Boehner: Obama has no debt plan. Republicans do
Updated at 12:40 p.m. ET
The House next week will take a vote to raise the debt ceiling and pass a balanced budget amendment, House Republican leaders said today.
The plan is unlikely to go anywhere, since a balanced budget amendment would likely fail in the Democrat-led Senate, but GOP leaders nevertheless called it a serious plan to raise the debt ceiling. They said President Obama and Democrats have failed to come up with an equally serious plan.
"We asked the president to lead," House Speaker John Boehner said in a press conference today. "We asked him to put forward a plan -- not a speech, a real plan -- and he hasn't. We will."
The "cut, cap and balance" proposal would make raising the debt ceiling contingent on Congress sending a balanced budget amendment to the states. It would also cap government spending at 18 percent of Gross Domestic Product over the next 10 years.
The plan would raise the debt ceiling by $2.4 trillion, since that is the increase requested by the president. However, the plan would actually make even more in spending cuts -- as much as $111 billion in 2012 alone.
In a press conference today, President Obama dismissed the plan as empty politicking with unrealistic policy goals.
"My expectation is you'll probably see the House vote on a couple of things just to make political statements," he said. "If you're trying to get to $2.4 trillion without any revenue, then you are effectively gutting a whole bunch of domestic spending that is going to be too burdensome and is not going to be something I would support."
Boehner said the House would vote on the "cut, cap and balance" plan and then decide how to proceed from there.
The lawmakers have less than three weeks to reach a deal before August 2, when the Obama administration says the U.S. would be "running on fumes" without an increase in the $14.3 trillion debt ceiling. The U.S. could risk defaulting on its loans or failing to meet its other financial obligations, which could significantly disrupt the U.S. and world economy, they say.
All parties involved say that a significant deficit reduction plan should be part of the plan to raise the debt ceiling, but Democrats want to balance the budget by raising tax revenues in addition to making spending cuts -- and the GOP remains firmly opposed to any tax increases.
Early Friday morning on Fox News, Boehner lamented the "remarkably different visions" that Democrats and Republicans have of the role of government, which have kept the talks from progressing.

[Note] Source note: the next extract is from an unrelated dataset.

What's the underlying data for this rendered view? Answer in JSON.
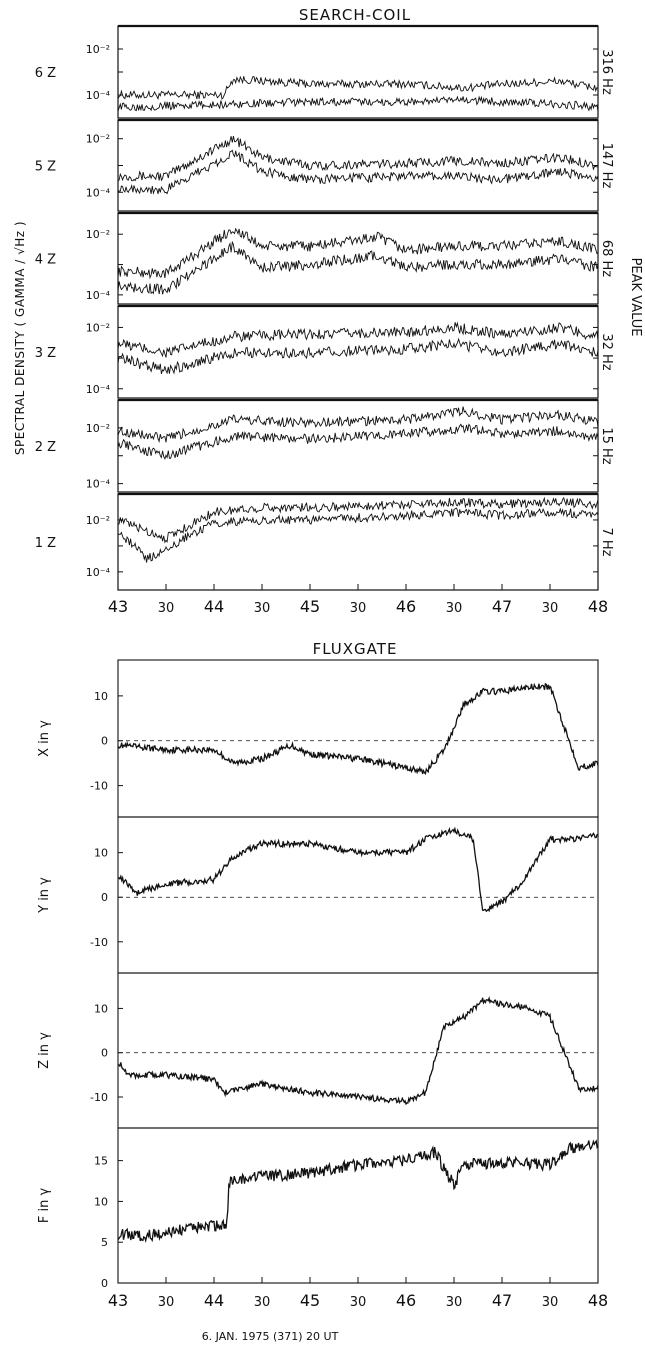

After intense negotiations all week, Mr. Obama told lawmakers Thursday that it's "decision time." The president addressed the status of the negotiations in a news conference Friday morning, after Boehner's press conference.
Meanwhile, Senate Republican Leader Mitch McConnell is working with Senate Majority Leader Harry Reid on a "back up" plan. The plan uses a proposal McConnell put forward earlier this week, which would give Mr. Obama authority to raise the debt ceiling without any Republican support. Now, McConnell is working with Reid to make the plan more politically palatable for both parties.
In response to a question about whether the McConnell-Reid plan had any chance in Congress, Boehner said, "I am not prepared at this point to pick winners or losers."
Pointing out that McConnell called his plan a "last ditch effort," Boehner added, "We're far from the time of needing a last ditch effort."